Graphique 8.18 Pourcentage de femmes autochtones ayant un faible revenu, selon le groupe, 2000

Parmi les femmes autochtones, les Indiennes de l’Amérique du Nord sont les plus susceptibles d’avoir un faible revenu. En 2000, 42 % des Indiennes de l’Amérique du Nord avaient un revenu en deçà des seuils de faible revenu, comparativement à 30 % des Métisses et à 26 % des Inuites.

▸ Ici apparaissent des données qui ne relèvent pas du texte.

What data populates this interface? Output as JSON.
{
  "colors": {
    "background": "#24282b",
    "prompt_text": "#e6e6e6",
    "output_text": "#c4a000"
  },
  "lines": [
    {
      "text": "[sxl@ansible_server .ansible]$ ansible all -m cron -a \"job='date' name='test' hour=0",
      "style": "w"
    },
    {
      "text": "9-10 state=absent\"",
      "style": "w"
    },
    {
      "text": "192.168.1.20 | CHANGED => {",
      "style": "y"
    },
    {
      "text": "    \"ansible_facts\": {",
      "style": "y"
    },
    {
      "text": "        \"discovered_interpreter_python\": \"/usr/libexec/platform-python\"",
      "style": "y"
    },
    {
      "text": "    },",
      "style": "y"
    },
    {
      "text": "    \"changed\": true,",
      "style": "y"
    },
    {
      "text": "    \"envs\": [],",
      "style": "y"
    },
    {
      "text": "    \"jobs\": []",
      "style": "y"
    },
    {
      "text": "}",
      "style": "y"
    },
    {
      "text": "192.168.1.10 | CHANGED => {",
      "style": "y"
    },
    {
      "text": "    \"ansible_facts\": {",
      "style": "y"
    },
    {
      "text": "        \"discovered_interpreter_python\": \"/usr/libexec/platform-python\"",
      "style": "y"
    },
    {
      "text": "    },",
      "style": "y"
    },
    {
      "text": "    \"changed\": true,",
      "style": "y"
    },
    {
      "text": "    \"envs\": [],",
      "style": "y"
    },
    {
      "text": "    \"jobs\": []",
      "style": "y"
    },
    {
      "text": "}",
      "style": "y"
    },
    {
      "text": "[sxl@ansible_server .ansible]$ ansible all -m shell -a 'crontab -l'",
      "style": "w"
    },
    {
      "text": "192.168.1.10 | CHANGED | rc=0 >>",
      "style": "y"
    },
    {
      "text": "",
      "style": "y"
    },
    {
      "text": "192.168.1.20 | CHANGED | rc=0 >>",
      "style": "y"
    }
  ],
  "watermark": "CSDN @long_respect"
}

Vivian O’Donnell est analyste au Programme de statistiques sur les Autochtones de Statistique Canada.


Notes

  1. Les données présentées dans ce chapitre portent sur la population d’identité autochtone, c’est-à-dire les personnes qui déclarent être indiennes de l’Amérique du Nord, métisses ou inuites. Elles comprennent également les personnes qui n’ont pas déclaré faire partie d’un groupe autochtone, mais qui étaient des Indiens inscrits ou des membres d’une bande des Premières nations.
  2. Affaires indiennes et du Nord Canada, Projections de la population indienne inscrite pour le Canada et les régions, 20002021.
  3. Le taux de diabète dans l’ensemble de la population canadienne a été normalisé selon l’âge afin de tenir compte des différences entre les structures par âge de la population autochtone hors réserve et de l’ensemble de la population.
  4. Santé Canada, Le diabète dans les populations autochtones du Canada : Les Faits.
  5. Centre des Premières nations, Organisation nationale de la santé autochtone, Résultats préliminaires de l’enquête régionale longitudinale 200203 sur la santé des Premières nations : Enquête sur les adultes.
  6. Kathy AuCoin (éd.), La violence familiale au Canada : un profil statistique, 2005. Statistique Canada, Centre canadien de la statistique juridique, produit no 85-224-XIF au catalogue, juillet 2005.
  7. Les résultats de l’enquête décrivent les taux d’actes violents commis envers les personnes qui se sont identifiées elles-mêmes comme Autochtones, mais ne tiennent pas compte de l’identité des auteurs des actes violents. De plus, la présente analyse ne comprend pas les Territoires du Nord-Ouest, le Yukon ou le Nunavut, où il y a de fortes concentrations d’Autochtones. Pour mesurer la violence conjugale dans le cadre de l’Enquête sociale générale sur la victimisation, on a interrogé tous les répondants qui étaient mariés ou qui vivaient en union libre au moment de l’entrevue d’enquête, ou qui avaient été mariées ou avaient vécu en union libre dans les cinq années précédant l’enquête, ou qui avaient été en contact avec leur expartenaire durant cette période de cinq ans, selon une échelle de 10 questions. L’échelle de questions comprenait une mesure de la violence physique et sexuelle telle que définie par le Code criminel et à laquelle la police pouvait donner suite.
  8. Statistique Canada, Enquête auprès des peuples autochtones de 2001 : Bien-être de la population vivant hors réserve, produit no 89-589-XIF au catalogue, septembre 2003.
  9. Ces données sont tirées de l’Enquête auprès des jeunes en transition de 2000 de Statistique Canada et portent sur les jeunes de 18 à 20 ans.
  10. Chantal Vaillancourt, Les diplômés manitobains du postsecondaire de la promotion de 2000 : quels résultats obtiennent ils? Culture, tourisme et Centre de la statistique de l’éducation — Documents de recherche, Statistique Canada, produit no 81-595-MIF2005029 au catalogue, mai 2005.
  11. Le revenu médian pour un groupe de personnes est calculé à partir des données non arrondies pour les membres de ce groupe. Ce concept et cette méthode s’appliquent au revenu total, au revenu d’emploi, aux salaires et aux traitements, et à toute autre composante du revenu. Le revenu médian représente le milieu; autrement dit, c’est le point où le revenu de la moitié des personnes est inférieur ou supérieur à la médiane.
  12. Comprend les personnes dont le revenu est en deçà des seuils de faible revenu. Pour une définition, voir le chapitre 5. Il convient de souligner que le calcul des seuils de faible revenu ne comprend pas les personnes qui vivent dans les réserves, ainsi que celles qui habitent dans les territoires.